Judy cleared her throat. ‘The thing is …’
‘I don’t give a flying shit about the thing.’ Perry threw up his arms, catapulting a bunch of papers into the air. They fluttered to the floor, fanning themselves out along the carpet. ‘The photo shoot, Neil. Is it on or off?’ He slammed his fist down on the desk, catching the end of a stapler and sending it flying through the air where it clattered against the windowpane (thankfully without damaging it), bounced off the sill and landed with a thud on the floor. The stapler flipped open and upended its staples, scattering them across the carpet like confetti.
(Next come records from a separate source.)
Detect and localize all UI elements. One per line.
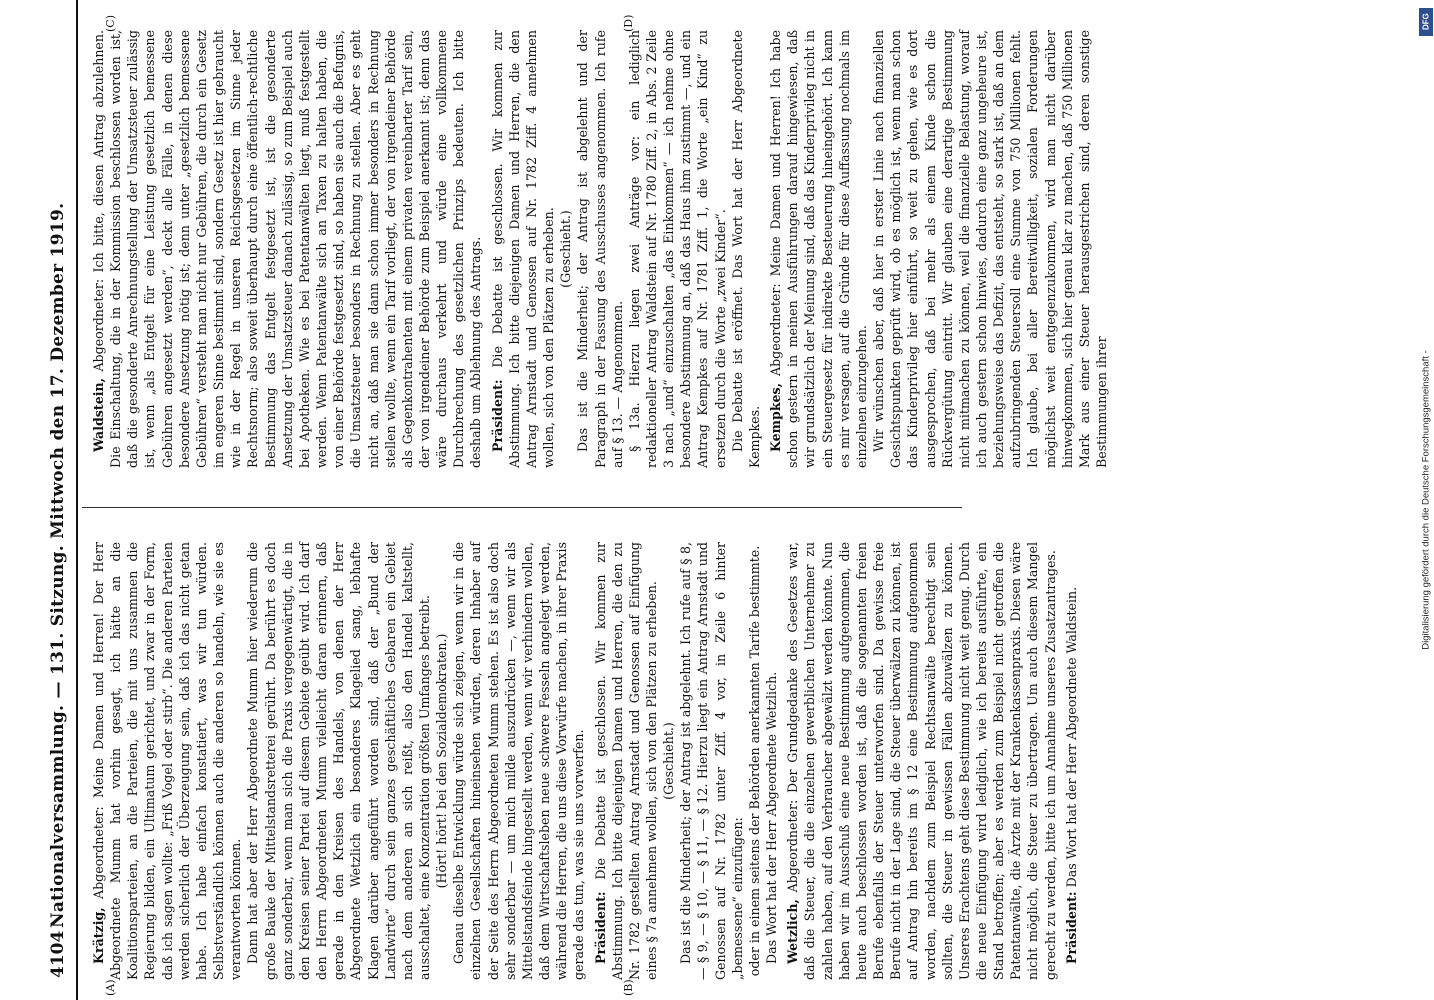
speaker-name: Waldstein, <box>91 377 106 452</box>
paragraph-text: Das Wort hat der Herr Abgeordnete Wetzlich. <box>764 671 780 964</box>
paragraph <box>767 30 870 468</box>
rotated-page <box>42 0 1110 1000</box>
speaker-name: Krätzig, <box>91 907 106 964</box>
margin-mark-b: (B) <box>622 979 635 996</box>
paragraph <box>784 542 1059 980</box>
paragraph-text: Abgeordneter: Ich bitte, diesen Antrag abzulehnen. Die Einschaltung, die in der Kommission beschlossen worden ist, daß die gesonderte Anrechnungstellung der Umsatzsteuer zulässig ist, wenn „als Entgelt für eine Leistung gesetzlich bemessene Gebühren angesetzt werden“, deckt alle Fälle, in denen diese besondere Ansetzung nötig ist; denn unter „gesetzlich bemessene Gebühren“ versteht man nicht nur Gebühren, die durch ein Gesetz im engeren Sinne bestimmt sind, sondern Gesetz ist hier gebraucht wie in der Regel in unseren Reichsgesetzen im Sinne jeder Rechtsnorm; also soweit überhaupt durch eine öffentlich-rechtliche Bestimmung das Entgelt festgesetzt ist, ist die gesonderte Ansetzung der Umsatzsteuer danach zulässig, so zum Beispiel auch bei Apotheken. Wie es bei Patentanwälten liegt, muß festgestellt werden. Wenn Patentanwälte sich an Taxen zu halten haben, die von einer Behörde festgesetzt sind, so haben sie auch die Befugnis, die Umsatzsteuer besonders in Rechnung zu stellen. Aber es geht nicht an, daß man sie dann schon immer besonders in Rechnung stellen wollte, wenn ein Tarif vorliegt, der von irgendeiner Behörde als Gegenkontrahenten mit einem privaten vereinbarter Tarif sein, der von irgendeiner Behörde zum Beispiel anerkannt ist; denn das wäre durchaus verkehrt und würde eine vollkommene Durchbrechung des gesetzlichen Prinzips bedeuten. Ich bitte deshalb um Ablehnung des Antrags. <box>91 30 484 468</box>
paragraph <box>626 30 729 468</box>
paragraph <box>660 542 677 980</box>
left-column <box>86 542 1080 980</box>
paragraph <box>557 30 574 468</box>
paragraph-text: oder in einem seitens der Behörden anerkannten Tarife bestimmte. <box>746 545 762 977</box>
paragraph-text: Abgeordneter: Meine Damen und Herren! Ich habe schon gestern in meinen Ausführungen darauf hingewiesen, daß wir grundsätzlich der Meinung sind, daß das Kinderprivileg nicht in ein Steuergesetz für indirekte Besteuerung hineingehört. Ich kann es mir versagen, auf die Gründe für diese Auffassung nochmals im einzelnen einzugehen. <box>768 30 869 468</box>
paragraph <box>592 542 661 980</box>
paragraph <box>763 542 780 980</box>
paragraph <box>450 542 587 980</box>
paragraph-text: Das ist die Minderheit; der Antrag ist abgelehnt und der Paragraph in der Fassung des Ausschusses angenommen. Ich rufe auf § 13. — Angenommen. <box>575 30 625 468</box>
paragraph-text: (Hört! hört! bei den Sozialdemokraten.) <box>434 633 450 889</box>
speaker-name: Präsident: <box>1063 891 1079 964</box>
paragraph-text: Abgeordneter: Der Grundgedanke des Gesetzes war, daß die Steuer, die die einzelnen gewerblichen Unternehmer zu zahlen haben, auf den Verbraucher abgewälzt werden könnte. Nun haben wir im Ausschuß eine neue Bestimmung aufgenommen, die heute auch beschlossen worden ist, daß die sogenannten freien Berufe ebenfalls der Steuer unterworfen sind. Da gewisse freie Berufe nicht in der Lage sind, die Steuer überwälzen zu können, ist auf Antrag hin bereits im § 12 eine Bestimmung aufgenommen worden, nachdem zum Beispiel Rechtsanwälte berechtigt sein sollten, die Steuer in gewissen Fällen abzuwälzen zu können. Unseres Erachtens geht diese Bestimmung nicht weit genug. Durch die neue Einfügung wird lediglich, wie ich bereits ausführte, ein Stand betroffen; aber es werden zum Beispiel nicht getroffen die Patentanwälte, die Ärzte mit der Krankenkassenpraxis. Diesen wäre nicht möglich, die Steuer zu übertragen. Um auch diesem Mangel gerecht zu werden, bitte ich um Annahme unseres Zusatzantrages. <box>785 542 1058 980</box>
paragraph-text: Die Debatte ist geschlossen. Wir kommen zur Abstimmung. Ich bitte diejenigen Damen und Herren, die den Antrag Arnstadt und Genossen auf Nr. 1782 Ziff. 4 annehmen wollen, sich von den Plätzen zu erheben. <box>489 30 557 468</box>
paragraph-text: Die Debatte ist eröffnet. Das Wort hat der Herr Abgeordnete Kempkes. <box>729 30 762 468</box>
paragraph <box>870 30 1110 468</box>
paragraph-text: § 13a. Hierzu liegen zwei Anträge vor: ein lediglich redaktioneller Antrag Waldstein auf Nr. 1780 Ziff. 2, in Abs. 2 Zeile 3 nach „und“ einzuschalten „das Einkommen“ — ich nehme ohne besondere Abstimmung an, daß das Haus ihm zustimmt —, und ein Antrag Kempkes auf Nr. 1781 Ziff. 1, die Worte „ein Kind“ zu ersetzen durch die Worte „zwei Kinder“. <box>626 30 728 468</box>
credit-sidebar <box>1410 0 1434 1000</box>
paragraph-text: Das Wort hat der Herr Abgeordnete Waldstein. <box>1063 586 1079 892</box>
paragraph <box>489 30 558 468</box>
paragraph-text: Wir wünschen aber, daß hier in erster Linie nach finanziellen Gesichtspunkten geprüft wird, ob es möglich ist, wenn man schon das Kinderprivileg hier einführt, so weit zu gehen, wie es dort ausgesprochen, daß bei mehr als einem Kinde schon die Rückvergütung eintritt. Wir glauben eine derartige Bestimmung nicht mitmachen zu können, weil die finanzielle Belastung, worauf ich auch gestern schon hinwies, dadurch eine ganz ungeheure ist, beziehungsweise das Defizit, das entsteht, so stark ist, daß an dem aufzubringenden Steuersoll eine Summe von 750 Millionen fehlt. Ich glaube, bei aller Bereitwilligkeit, sozialen Forderungen möglichst weit entgegenzukommen, wird man nicht darüber hinwegkommen, sich hier genau klar zu machen, daß 750 Millionen Mark aus einer Steuer herausgestrichen sind, deren sonstige Bestimmungen ihrer <box>871 30 1110 468</box>
credit-text: Digitalisierung gefördert durch die Deutsche Forschungsgemeinschaft - <box>1420 350 1432 650</box>
column-divider <box>82 507 962 508</box>
speaker-name: Präsident: <box>592 891 608 964</box>
margin-mark-c: (C) <box>104 15 117 32</box>
speaker-name: Wetzlich, <box>785 899 801 964</box>
paragraph <box>746 542 763 980</box>
paragraph-text: Abgeordneter: Meine Damen und Herren! Der Herr Abgeordnete Mumm hat vorhin gesagt, ich hätte an die Koalitionsparteien, an die Parteien, die mit uns zusammen die Regierung bilden, ein Ultimatum gerichtet, und zwar in der Form, daß ich sagen wollte: „Friß Vogel oder stirb“. Die anderen Parteien werden sicherlich der Überzeugung sein, daß ich das nicht getan habe. Ich habe einfach konstatiert, was wir tun würden. Selbstverständlich können auch die anderen so handeln, wie sie es verantworten können. <box>91 542 244 980</box>
paragraph-text: (Geschieht.) <box>558 210 574 288</box>
paragraph <box>574 30 625 468</box>
paragraph-text: Genau dieselbe Entwicklung würde sich zeigen, wenn wir in die einzelnen Gesellschaften hineinsehen würden, deren Inhaber auf der Seite des Herrn Abgeordneten Mumm stehen. Es ist also doch sehr sonderbar — um mich milde auszudrücken —, wenn wir als Mittelstandsfeinde hingestellt werden, wenn wir verhindern wollen, daß dem Wirtschaftsleben neue schwere Fesseln angelegt werden, während die Herren, die uns diese Vorwürfe machen, in ihrer Praxis gerade das tun, was sie uns vorwerfen. <box>451 542 587 980</box>
speaker-name: Kempkes, <box>768 382 784 452</box>
paragraph-text: Die Debatte ist geschlossen. Wir kommen zur Abstimmung. Ich bitte diejenigen Damen und Herren, die den zu Nr. 1782 gestellten Antrag Arnstadt und Genossen auf Einfügung eines § 7a annehmen wollen, sich von den Plätzen zu erheben. <box>592 542 659 980</box>
margin-mark-d: (D) <box>622 14 635 32</box>
paragraph-text: (Geschieht.) <box>661 722 677 800</box>
dfg-logo: DFG <box>1419 8 1433 36</box>
page-header <box>42 0 78 1000</box>
page-number: 4104 <box>48 930 68 978</box>
margin-mark-a: (A) <box>104 979 117 996</box>
paragraph <box>90 30 485 468</box>
paragraph <box>433 542 450 980</box>
paragraph <box>677 542 746 980</box>
paragraph <box>1063 542 1080 980</box>
right-column <box>86 30 1110 468</box>
paragraph <box>729 30 763 468</box>
page-title: Nationalversammlung. — 131. Sitzung. Mittwoch den 17. Dezember 1919. <box>48 202 68 928</box>
paragraph <box>90 542 244 980</box>
speaker-name: Präsident: <box>489 379 505 452</box>
paragraph <box>244 542 433 980</box>
paragraph-text: Dann hat aber der Herr Abgeordnete Mumm hier wiederum die große Bauke der Mittelstandsretterei gerührt. Da berührt es doch ganz sonderbar, wenn man sich die Praxis vergegenwärtigt, die in den Kreisen seiner Partei auf diesem Gebiete geübt wird. Ich darf den Herrn Abgeordneten Mumm vielleicht daran erinnern, daß gerade in den Kreisen des Handels, von denen der Herr Abgeordnete Wetzlich ein besonderes Klagelied sang, lebhafte Klagen darüber angeführt worden sind, daß der „Bund der Landwirte“ durch sein ganzes geschäftliches Gebaren ein Gebiet nach dem anderen an sich reißt, also den Handel kaltstellt, ausschaltet, eine Konzentration größten Umfanges betreibt. <box>245 542 432 980</box>
paragraph-text: Das ist die Minderheit; der Antrag ist abgelehnt. Ich rufe auf § 8, — § 9, — § 10, — § 11, — § 12. Hierzu liegt ein Antrag Arnstadt und Genossen auf Nr. 1782 unter Ziff. 4 vor, in Zeile 6 hinter „bemessene“ einzufügen: <box>678 542 745 980</box>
‘Well …’ Judy took a wild guess that the words ‘I don’t know’ would see her meeting the same fate as the contents of Perry’s desk. Luckily a knock at the door prevented her from having to utter them.
‘What is it, Sarah?’ Perry barked as a pretty face poked its head into the office.
Sarah was out of breath when she answered. ‘The guys said you were asking about the photo shoot.’ She thrust a thumb back towards the main office. ‘So I came to let you know that it’s been rescheduled. For Friday.’